An interviewer asked about the top redesign structural and process changes in special education that could make it more effective. Carlson responded with three: (1) early education; (2) early college for all students, so that they would have two years of college credit as they graduate; and (3) technology-assisted learning. "There are some kids who haven't fared well in school who'd rather work with computers than with a human being," he said.
Clarkson added that the paperwork system at both the state and federal levels must be redesigned. The majority of parents don't understand it, she said. "Because the special education system was built on litigation, you have a system where most of the time is spent on dotting i's and crossing t's. The mandated paperwork is intense."
"We really need to look at program growth for all students, rather than IEPs," she continued. "It would save time, money and stress and benefit the whole system. I would use IEPs only for the most intensive students, which would cut 70 percent to 80 percent of IEPs. I would not cut the funding, because then you could have flexibility on how you use your staff. Without flexibility of funding, it's hard to maximize outcomes for kids." She said then the district could better serve some students who are also at risk, but don't fit into any of the special education categories.
Carlson commented, "We are bogged down with process. Let's get outcome and results focused. The government is burying us with unfunded mandates. They're making political decisions. I don't need a political decision; as superintendent, I need a practical answer."
There are many barriers to successfully melding grades 11 to 14.
"We graduate 3,000 students every year," he said. "Ten percent of those are through community education, getting a GED, or high school diploma equivalent. One thousand of the 3,000 graduates go to college and do very well; 1,000 do not go to college; and there are 1,000 in the middle that somebody's got to have a plan for. But higher education doesn't have a plan. We must have a sense of urgency about this."

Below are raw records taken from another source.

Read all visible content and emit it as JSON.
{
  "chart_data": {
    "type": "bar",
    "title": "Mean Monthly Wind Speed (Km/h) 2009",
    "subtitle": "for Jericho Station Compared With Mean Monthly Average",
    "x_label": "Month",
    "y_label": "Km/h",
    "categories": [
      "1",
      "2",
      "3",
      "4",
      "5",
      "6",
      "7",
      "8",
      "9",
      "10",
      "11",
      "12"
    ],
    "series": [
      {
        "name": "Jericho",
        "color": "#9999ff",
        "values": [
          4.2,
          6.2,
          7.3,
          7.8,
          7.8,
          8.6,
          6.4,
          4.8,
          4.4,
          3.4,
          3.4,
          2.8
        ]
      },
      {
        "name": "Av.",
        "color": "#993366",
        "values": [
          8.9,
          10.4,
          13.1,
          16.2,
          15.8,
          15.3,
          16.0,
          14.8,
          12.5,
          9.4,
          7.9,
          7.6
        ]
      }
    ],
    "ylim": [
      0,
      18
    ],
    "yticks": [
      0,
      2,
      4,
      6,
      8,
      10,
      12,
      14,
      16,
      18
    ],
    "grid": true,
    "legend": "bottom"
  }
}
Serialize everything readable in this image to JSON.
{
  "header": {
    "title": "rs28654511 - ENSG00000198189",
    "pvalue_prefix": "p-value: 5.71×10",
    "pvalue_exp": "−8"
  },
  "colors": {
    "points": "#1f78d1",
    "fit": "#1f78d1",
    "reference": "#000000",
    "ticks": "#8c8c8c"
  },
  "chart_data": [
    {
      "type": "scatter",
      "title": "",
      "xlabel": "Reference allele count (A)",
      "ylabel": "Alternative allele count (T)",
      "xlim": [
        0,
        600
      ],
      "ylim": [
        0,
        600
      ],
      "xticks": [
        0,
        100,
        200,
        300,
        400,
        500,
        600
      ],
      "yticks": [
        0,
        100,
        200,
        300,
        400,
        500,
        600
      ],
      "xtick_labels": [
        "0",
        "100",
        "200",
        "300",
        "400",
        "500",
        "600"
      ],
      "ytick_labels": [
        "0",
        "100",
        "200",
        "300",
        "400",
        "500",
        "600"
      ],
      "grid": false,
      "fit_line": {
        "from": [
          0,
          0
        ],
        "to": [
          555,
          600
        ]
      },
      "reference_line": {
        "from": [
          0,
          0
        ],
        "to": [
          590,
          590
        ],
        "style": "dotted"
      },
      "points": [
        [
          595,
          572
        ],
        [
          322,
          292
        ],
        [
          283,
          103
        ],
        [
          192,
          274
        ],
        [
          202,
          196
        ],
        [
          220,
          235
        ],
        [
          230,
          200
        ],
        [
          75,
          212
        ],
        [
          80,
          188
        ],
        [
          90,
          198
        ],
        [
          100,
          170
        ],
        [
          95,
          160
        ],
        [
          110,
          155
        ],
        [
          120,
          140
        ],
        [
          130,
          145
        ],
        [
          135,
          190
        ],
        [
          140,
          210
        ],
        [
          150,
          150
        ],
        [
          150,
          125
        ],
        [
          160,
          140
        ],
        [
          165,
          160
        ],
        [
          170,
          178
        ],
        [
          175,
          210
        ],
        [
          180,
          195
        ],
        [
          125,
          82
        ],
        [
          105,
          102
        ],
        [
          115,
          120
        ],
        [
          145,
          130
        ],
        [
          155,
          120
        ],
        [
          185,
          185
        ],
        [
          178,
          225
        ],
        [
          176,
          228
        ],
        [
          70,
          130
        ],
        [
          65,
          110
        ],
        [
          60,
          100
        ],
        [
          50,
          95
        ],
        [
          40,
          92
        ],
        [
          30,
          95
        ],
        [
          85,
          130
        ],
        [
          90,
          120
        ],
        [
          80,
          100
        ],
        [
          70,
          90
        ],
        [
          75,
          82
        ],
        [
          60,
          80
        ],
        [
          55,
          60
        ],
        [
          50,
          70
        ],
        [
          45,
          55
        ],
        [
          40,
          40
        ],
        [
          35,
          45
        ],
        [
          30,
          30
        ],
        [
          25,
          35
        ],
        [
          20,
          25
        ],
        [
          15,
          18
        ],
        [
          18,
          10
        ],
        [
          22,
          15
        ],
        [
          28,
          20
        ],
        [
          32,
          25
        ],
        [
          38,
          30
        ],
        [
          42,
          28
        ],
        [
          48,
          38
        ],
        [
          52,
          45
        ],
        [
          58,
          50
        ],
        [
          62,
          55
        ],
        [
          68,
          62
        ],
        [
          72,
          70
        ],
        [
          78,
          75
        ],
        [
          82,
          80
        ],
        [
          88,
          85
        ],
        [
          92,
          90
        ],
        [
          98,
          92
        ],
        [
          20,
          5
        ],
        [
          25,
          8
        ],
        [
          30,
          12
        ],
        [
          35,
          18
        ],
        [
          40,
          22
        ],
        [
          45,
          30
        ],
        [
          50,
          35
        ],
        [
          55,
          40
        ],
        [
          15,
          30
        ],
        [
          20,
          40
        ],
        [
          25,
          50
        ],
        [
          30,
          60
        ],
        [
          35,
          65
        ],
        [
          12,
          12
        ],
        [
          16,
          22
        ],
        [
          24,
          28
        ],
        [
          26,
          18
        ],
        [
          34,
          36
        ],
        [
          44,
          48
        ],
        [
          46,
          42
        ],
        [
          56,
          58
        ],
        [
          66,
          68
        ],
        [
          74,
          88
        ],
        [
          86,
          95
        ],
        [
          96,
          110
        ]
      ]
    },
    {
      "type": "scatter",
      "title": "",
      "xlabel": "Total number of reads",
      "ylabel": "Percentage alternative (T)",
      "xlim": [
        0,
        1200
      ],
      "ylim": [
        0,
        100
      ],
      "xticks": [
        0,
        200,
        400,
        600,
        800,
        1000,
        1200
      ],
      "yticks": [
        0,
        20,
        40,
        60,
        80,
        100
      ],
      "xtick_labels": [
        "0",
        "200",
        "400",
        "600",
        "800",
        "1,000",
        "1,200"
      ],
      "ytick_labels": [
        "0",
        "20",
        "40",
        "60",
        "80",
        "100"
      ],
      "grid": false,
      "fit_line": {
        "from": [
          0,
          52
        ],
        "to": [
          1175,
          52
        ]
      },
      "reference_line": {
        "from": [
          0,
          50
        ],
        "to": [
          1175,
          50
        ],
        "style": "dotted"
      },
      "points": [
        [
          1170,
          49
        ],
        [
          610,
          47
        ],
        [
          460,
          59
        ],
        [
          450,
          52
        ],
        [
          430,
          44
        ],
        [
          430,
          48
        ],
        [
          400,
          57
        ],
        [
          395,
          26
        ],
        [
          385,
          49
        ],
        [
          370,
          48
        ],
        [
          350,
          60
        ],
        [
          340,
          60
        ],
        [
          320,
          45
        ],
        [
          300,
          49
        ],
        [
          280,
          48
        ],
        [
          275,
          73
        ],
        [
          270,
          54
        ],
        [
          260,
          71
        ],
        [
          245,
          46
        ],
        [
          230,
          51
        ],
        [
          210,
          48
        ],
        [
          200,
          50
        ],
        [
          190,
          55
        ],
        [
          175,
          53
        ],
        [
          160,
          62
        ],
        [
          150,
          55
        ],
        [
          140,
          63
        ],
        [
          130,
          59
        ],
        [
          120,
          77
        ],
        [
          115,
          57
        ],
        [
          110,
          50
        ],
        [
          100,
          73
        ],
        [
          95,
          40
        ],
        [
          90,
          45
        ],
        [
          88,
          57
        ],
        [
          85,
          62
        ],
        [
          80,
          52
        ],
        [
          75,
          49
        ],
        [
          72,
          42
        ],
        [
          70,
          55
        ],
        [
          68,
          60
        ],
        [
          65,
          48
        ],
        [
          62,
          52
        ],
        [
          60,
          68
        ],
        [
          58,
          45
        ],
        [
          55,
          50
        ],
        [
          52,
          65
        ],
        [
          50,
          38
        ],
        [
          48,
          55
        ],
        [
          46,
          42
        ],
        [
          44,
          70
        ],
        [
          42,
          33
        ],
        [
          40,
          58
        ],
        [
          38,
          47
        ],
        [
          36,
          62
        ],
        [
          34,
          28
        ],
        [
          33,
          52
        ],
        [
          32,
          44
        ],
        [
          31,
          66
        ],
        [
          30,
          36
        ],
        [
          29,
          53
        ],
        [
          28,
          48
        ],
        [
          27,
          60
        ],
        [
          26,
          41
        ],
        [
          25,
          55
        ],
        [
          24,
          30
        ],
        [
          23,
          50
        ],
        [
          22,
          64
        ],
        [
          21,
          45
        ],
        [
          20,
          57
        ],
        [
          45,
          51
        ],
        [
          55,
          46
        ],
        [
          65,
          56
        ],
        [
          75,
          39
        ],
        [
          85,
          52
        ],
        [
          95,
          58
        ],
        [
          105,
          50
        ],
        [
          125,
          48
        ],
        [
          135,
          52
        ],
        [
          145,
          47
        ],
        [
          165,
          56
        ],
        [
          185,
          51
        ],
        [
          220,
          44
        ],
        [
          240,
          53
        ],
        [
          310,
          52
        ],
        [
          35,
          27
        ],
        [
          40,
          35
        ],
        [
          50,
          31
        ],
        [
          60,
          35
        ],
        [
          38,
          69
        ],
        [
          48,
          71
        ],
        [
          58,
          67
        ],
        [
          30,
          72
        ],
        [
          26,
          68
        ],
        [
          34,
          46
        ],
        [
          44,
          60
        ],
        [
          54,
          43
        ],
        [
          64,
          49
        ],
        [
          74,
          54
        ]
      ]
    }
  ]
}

The early 1970s were the best time for education in Minnesota.
In response to a question, Carlson said the best time for education was at the time of the "Minnesota miracle" in the early 1970s, when the state said it would pay for education. "If I could do one thing, I'd leave education to the professionals, not to the politicians," he commented. "Politicians make public policy and don't do a computer run to see how it affects your local districts. This state does not fund the average school district adequately. It funds either the wealthy or poor districts or districts with high concentrations of poverty or kids of color."
Prioritize all-day kindergarten for funding over preschool education.
"Kindergarten is a great equalizer if we have all-day, every-day kindergarten," he said. "We must have something like that in the system."
Conclusion
"We're in the business of tough love in education," Carlson concluded. "It's a compromise between not enough funding and parents with demands through the roof. The more we can negotiate with parents about what you want this kid to be, the better off we'll be. And we'll do the best job we can."